From formula (24), we establish a potential measurement unit called Volt (B):
i.e. Volt is the potential of such a point of the field, when moving from which the charge "And the infinity work is performed in the potential dimension
Now, given the formula (25), it can be shown that installed in § 75 unit of the electric field strength is really equal
If the charge creates the field is negative, then the field force prevents the movement of a single positive charge to infinity, thereby making negative work. Therefore, the potential of any point of the field created by a negative charge is negative (just as the gravitational potential of any point of the field is negative). If the charge that creates the field is positive, then the field forces themselves move a single positive charge to infinity, making a positive work. Therefore, the potential of any point of the Positive charge field is positive. Based on these considerations, you can record expression (21) in a more general form:
where the sign minus refers to the case of a negative charge, and the sign plus - to the case of a positive charge
If the field is created by several charges, its potential is equal to the algebraic sum of the potentials of the fields of all these charges (potential - scalar value: The ratio of work to the charging). Therefore, the potential of the field of any charged system can be calculated based on the previously presented formulas, pre-breaking the system to a large number of point charges.

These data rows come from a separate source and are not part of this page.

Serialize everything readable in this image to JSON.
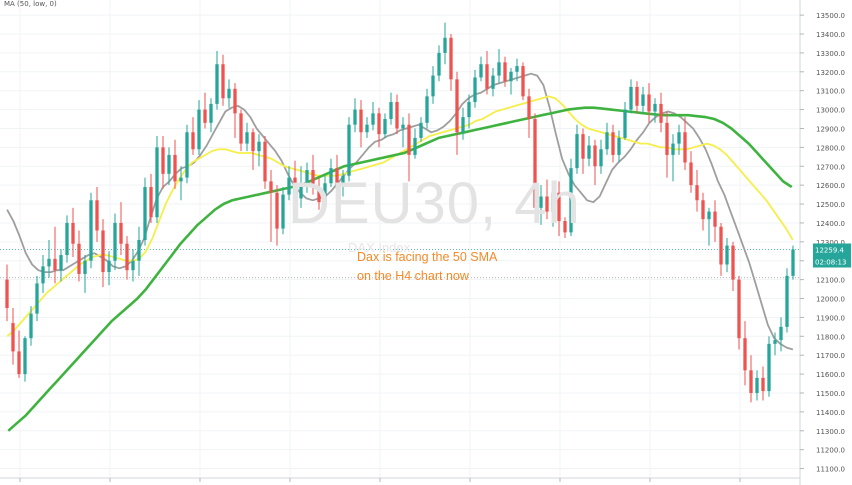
{
  "chart_data": {
    "type": "candlestick",
    "title": "DEU30, 4h",
    "subtitle": "DAX Index",
    "indicator_legend": "MA (50, low, 0)",
    "annotation_lines": [
      "Dax is facing the 50 SMA",
      "on the H4 chart now"
    ],
    "y_ticks": [
      11100,
      11200,
      11300,
      11400,
      11500,
      11600,
      11700,
      11800,
      11900,
      12000,
      12100,
      12200,
      12300,
      12400,
      12500,
      12600,
      12700,
      12800,
      12900,
      13000,
      13100,
      13200,
      13300,
      13400,
      13500
    ],
    "y_tick_labels": [
      "11100.0",
      "11200.0",
      "11300.0",
      "11400.0",
      "11500.0",
      "11600.0",
      "11700.0",
      "11800.0",
      "11900.0",
      "12000.0",
      "12100.0",
      "12200.0",
      "12300.0",
      "12400.0",
      "12500.0",
      "12600.0",
      "12700.0",
      "12800.0",
      "12900.0",
      "13000.0",
      "13100.0",
      "13200.0",
      "13300.0",
      "13400.0",
      "13500.0"
    ],
    "ylim": [
      11050,
      13580
    ],
    "price_label": "12259.4",
    "countdown_label": "02:08:13",
    "price_level": 12259.4,
    "ref_level": 12110,
    "candles": [
      [
        12100,
        12180,
        11950,
        11880
      ],
      [
        11870,
        11950,
        11720,
        11650
      ],
      [
        11720,
        11830,
        11600,
        11580
      ],
      [
        11600,
        11800,
        11790,
        11560
      ],
      [
        11790,
        11960,
        11920,
        11750
      ],
      [
        11920,
        12120,
        12080,
        11880
      ],
      [
        12080,
        12230,
        12170,
        12030
      ],
      [
        12170,
        12310,
        12210,
        12110
      ],
      [
        12210,
        12380,
        12150,
        12080
      ],
      [
        12150,
        12260,
        12230,
        12090
      ],
      [
        12230,
        12440,
        12400,
        12190
      ],
      [
        12400,
        12480,
        12290,
        12220
      ],
      [
        12290,
        12360,
        12130,
        12090
      ],
      [
        12130,
        12230,
        12200,
        12030
      ],
      [
        12200,
        12560,
        12520,
        12160
      ],
      [
        12520,
        12590,
        12360,
        12300
      ],
      [
        12360,
        12420,
        12140,
        12060
      ],
      [
        12140,
        12250,
        12200,
        12070
      ],
      [
        12200,
        12450,
        12400,
        12150
      ],
      [
        12400,
        12510,
        12290,
        12230
      ],
      [
        12290,
        12330,
        12150,
        12100
      ],
      [
        12150,
        12260,
        12200,
        12090
      ],
      [
        12200,
        12380,
        12310,
        12120
      ],
      [
        12310,
        12640,
        12590,
        12280
      ],
      [
        12590,
        12660,
        12430,
        12400
      ],
      [
        12430,
        12860,
        12800,
        12400
      ],
      [
        12800,
        12860,
        12660,
        12580
      ],
      [
        12660,
        12800,
        12760,
        12600
      ],
      [
        12760,
        12840,
        12620,
        12580
      ],
      [
        12620,
        12700,
        12640,
        12520
      ],
      [
        12640,
        12920,
        12880,
        12610
      ],
      [
        12880,
        12960,
        12790,
        12760
      ],
      [
        12790,
        13050,
        13000,
        12760
      ],
      [
        13000,
        13090,
        12930,
        12900
      ],
      [
        12930,
        13060,
        13030,
        12880
      ],
      [
        13030,
        13310,
        13240,
        13000
      ],
      [
        13240,
        13290,
        13060,
        13020
      ],
      [
        13060,
        13160,
        13110,
        13010
      ],
      [
        13110,
        13140,
        12980,
        12850
      ],
      [
        12980,
        13000,
        12820,
        12780
      ],
      [
        12820,
        12930,
        12880,
        12780
      ],
      [
        12880,
        12900,
        12780,
        12680
      ],
      [
        12780,
        12870,
        12830,
        12700
      ],
      [
        12830,
        12860,
        12620,
        12580
      ],
      [
        12620,
        12680,
        12560,
        12300
      ],
      [
        12560,
        12600,
        12370,
        12280
      ],
      [
        12370,
        12590,
        12550,
        12340
      ],
      [
        12550,
        12700,
        12640,
        12520
      ],
      [
        12640,
        12730,
        12530,
        12500
      ],
      [
        12530,
        12700,
        12610,
        12480
      ],
      [
        12610,
        12720,
        12680,
        12560
      ],
      [
        12680,
        12760,
        12590,
        12550
      ],
      [
        12590,
        12640,
        12510,
        12470
      ],
      [
        12510,
        12650,
        12610,
        12480
      ],
      [
        12610,
        12740,
        12690,
        12590
      ],
      [
        12690,
        12760,
        12600,
        12560
      ],
      [
        12600,
        12680,
        12650,
        12540
      ],
      [
        12650,
        12960,
        12920,
        12620
      ],
      [
        12920,
        13060,
        13000,
        12880
      ],
      [
        13000,
        13050,
        12880,
        12800
      ],
      [
        12880,
        12960,
        12920,
        12850
      ],
      [
        12920,
        13040,
        12980,
        12890
      ],
      [
        12980,
        13010,
        12870,
        12800
      ],
      [
        12870,
        12980,
        12950,
        12850
      ],
      [
        12950,
        13090,
        13040,
        12920
      ],
      [
        13040,
        13080,
        12900,
        12870
      ],
      [
        12900,
        12960,
        12920,
        12800
      ],
      [
        12920,
        12980,
        12760,
        12620
      ],
      [
        12760,
        12900,
        12850,
        12740
      ],
      [
        12850,
        12960,
        12930,
        12830
      ],
      [
        12930,
        13110,
        13070,
        12900
      ],
      [
        13070,
        13230,
        13180,
        13030
      ],
      [
        13180,
        13340,
        13300,
        13150
      ],
      [
        13300,
        13460,
        13380,
        13240
      ],
      [
        13380,
        13400,
        13160,
        13100
      ],
      [
        13160,
        13200,
        12880,
        12760
      ],
      [
        12880,
        13010,
        12960,
        12840
      ],
      [
        12960,
        13080,
        13040,
        12900
      ],
      [
        13040,
        13210,
        13170,
        13010
      ],
      [
        13170,
        13280,
        13240,
        13150
      ],
      [
        13240,
        13310,
        13110,
        13080
      ],
      [
        13110,
        13220,
        13180,
        13070
      ],
      [
        13180,
        13320,
        13250,
        13140
      ],
      [
        13250,
        13280,
        13150,
        13120
      ],
      [
        13150,
        13220,
        13200,
        13080
      ],
      [
        13200,
        13270,
        13230,
        13150
      ],
      [
        13230,
        13250,
        13070,
        13050
      ],
      [
        13070,
        13110,
        12950,
        12850
      ],
      [
        12950,
        12980,
        12480,
        12420
      ],
      [
        12480,
        12600,
        12540,
        12390
      ],
      [
        12540,
        12630,
        12460,
        12420
      ],
      [
        12460,
        12580,
        12560,
        12380
      ],
      [
        12560,
        12620,
        12410,
        12330
      ],
      [
        12410,
        12430,
        12350,
        12320
      ],
      [
        12350,
        12740,
        12690,
        12330
      ],
      [
        12690,
        12920,
        12870,
        12660
      ],
      [
        12870,
        12900,
        12740,
        12660
      ],
      [
        12740,
        12860,
        12810,
        12700
      ],
      [
        12810,
        12840,
        12700,
        12600
      ],
      [
        12700,
        12840,
        12790,
        12660
      ],
      [
        12790,
        12930,
        12880,
        12760
      ],
      [
        12880,
        12920,
        12760,
        12720
      ],
      [
        12760,
        12890,
        12850,
        12720
      ],
      [
        12850,
        13040,
        13000,
        12840
      ],
      [
        13000,
        13160,
        13120,
        12980
      ],
      [
        13120,
        13150,
        13020,
        12980
      ],
      [
        13020,
        13120,
        13080,
        12980
      ],
      [
        13080,
        13140,
        12990,
        12930
      ],
      [
        12990,
        13060,
        13030,
        12930
      ],
      [
        13030,
        13090,
        12930,
        12880
      ],
      [
        12930,
        12990,
        12760,
        12640
      ],
      [
        12760,
        12870,
        12820,
        12620
      ],
      [
        12820,
        12920,
        12880,
        12760
      ],
      [
        12880,
        12960,
        12720,
        12680
      ],
      [
        12720,
        12780,
        12600,
        12560
      ],
      [
        12600,
        12680,
        12520,
        12460
      ],
      [
        12520,
        12560,
        12420,
        12360
      ],
      [
        12420,
        12480,
        12460,
        12280
      ],
      [
        12460,
        12520,
        12380,
        12300
      ],
      [
        12380,
        12400,
        12180,
        12120
      ],
      [
        12180,
        12320,
        12280,
        12140
      ],
      [
        12280,
        12300,
        12100,
        12040
      ],
      [
        12100,
        12120,
        11790,
        11730
      ],
      [
        11790,
        11880,
        11620,
        11540
      ],
      [
        11620,
        11700,
        11500,
        11450
      ],
      [
        11500,
        11620,
        11580,
        11460
      ],
      [
        11580,
        11640,
        11510,
        11460
      ],
      [
        11510,
        11800,
        11760,
        11480
      ],
      [
        11760,
        11820,
        11780,
        11700
      ],
      [
        11780,
        11900,
        11850,
        11720
      ],
      [
        11850,
        12160,
        12120,
        11820
      ],
      [
        12120,
        12280,
        12259.4,
        12100
      ]
    ],
    "series": [
      {
        "color": "#9e9e9e",
        "values": [
          12470,
          12410,
          12330,
          12240,
          12180,
          12150,
          12140,
          12140,
          12150,
          12150,
          12170,
          12190,
          12210,
          12230,
          12240,
          12220,
          12200,
          12170,
          12160,
          12170,
          12200,
          12250,
          12320,
          12430,
          12530,
          12590,
          12620,
          12660,
          12690,
          12700,
          12720,
          12760,
          12810,
          12870,
          12930,
          12990,
          13010,
          13020,
          13000,
          12960,
          12900,
          12860,
          12820,
          12780,
          12730,
          12660,
          12600,
          12560,
          12530,
          12520,
          12530,
          12540,
          12570,
          12610,
          12650,
          12690,
          12720,
          12760,
          12800,
          12830,
          12840,
          12860,
          12870,
          12890,
          12900,
          12910,
          12920,
          12900,
          12880,
          12890,
          12910,
          12940,
          12980,
          13030,
          13060,
          13080,
          13090,
          13110,
          13130,
          13140,
          13150,
          13160,
          13170,
          13180,
          13190,
          13180,
          13130,
          13010,
          12870,
          12740,
          12660,
          12600,
          12560,
          12520,
          12510,
          12540,
          12610,
          12680,
          12720,
          12750,
          12790,
          12840,
          12880,
          12930,
          12960,
          12980,
          12990,
          12980,
          12960,
          12930,
          12900,
          12850,
          12790,
          12710,
          12620,
          12550,
          12460,
          12370,
          12280,
          12190,
          12080,
          11970,
          11860,
          11790,
          11760,
          11740,
          11730
        ]
      },
      {
        "color": "#f6ee4a",
        "values": [
          11800,
          11830,
          11870,
          11910,
          11950,
          11990,
          12030,
          12060,
          12090,
          12120,
          12150,
          12180,
          12200,
          12220,
          12230,
          12230,
          12220,
          12210,
          12200,
          12200,
          12210,
          12250,
          12320,
          12410,
          12500,
          12570,
          12630,
          12680,
          12720,
          12740,
          12760,
          12780,
          12790,
          12790,
          12780,
          12770,
          12770,
          12770,
          12760,
          12750,
          12740,
          12720,
          12700,
          12690,
          12680,
          12670,
          12660,
          12650,
          12650,
          12650,
          12650,
          12660,
          12670,
          12680,
          12690,
          12700,
          12710,
          12720,
          12740,
          12760,
          12780,
          12800,
          12820,
          12840,
          12860,
          12870,
          12880,
          12890,
          12900,
          12910,
          12920,
          12940,
          12950,
          12970,
          12990,
          13000,
          13010,
          13020,
          13030,
          13040,
          13050,
          13060,
          13070,
          13060,
          13030,
          12990,
          12950,
          12920,
          12900,
          12890,
          12880,
          12870,
          12860,
          12850,
          12840,
          12830,
          12820,
          12820,
          12810,
          12800,
          12800,
          12790,
          12790,
          12790,
          12800,
          12810,
          12820,
          12810,
          12790,
          12760,
          12720,
          12680,
          12640,
          12600,
          12560,
          12520,
          12470,
          12420,
          12370,
          12310
        ]
      },
      {
        "color": "#3fb33f",
        "values": [
          11300,
          11340,
          11380,
          11430,
          11480,
          11530,
          11580,
          11630,
          11680,
          11730,
          11780,
          11830,
          11880,
          11920,
          11960,
          12000,
          12050,
          12110,
          12170,
          12230,
          12290,
          12340,
          12390,
          12430,
          12470,
          12500,
          12520,
          12530,
          12540,
          12550,
          12560,
          12570,
          12580,
          12590,
          12600,
          12620,
          12640,
          12660,
          12680,
          12700,
          12710,
          12720,
          12730,
          12740,
          12750,
          12760,
          12770,
          12790,
          12810,
          12830,
          12850,
          12860,
          12870,
          12880,
          12890,
          12900,
          12910,
          12920,
          12930,
          12940,
          12950,
          12960,
          12970,
          12980,
          12990,
          13000,
          13005,
          13010,
          13010,
          13005,
          13000,
          12995,
          12990,
          12985,
          12980,
          12975,
          12970,
          12970,
          12970,
          12970,
          12965,
          12960,
          12950,
          12930,
          12900,
          12860,
          12820,
          12770,
          12720,
          12670,
          12620,
          12590
        ]
      }
    ]
  }
}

The work of charging the charge in the electric field, as well as the operation of the mass movement in the gravitational field, does not depend on the shape of the path, and depends only on the difference in the potentials of the initial and endpoint paths. Consequently, electric forces are potential forces (See § 17). The surface, in all points of which the potential is the same, called the equipotential. From formula (22) it follows that the operation of the charge along the equipotential surface is zero (as it means that the power of the electric field is sent perpendicular to equipotential surfaces, i.e. the field lines are perpendicular to the equipotential surfaces (Fig. 159).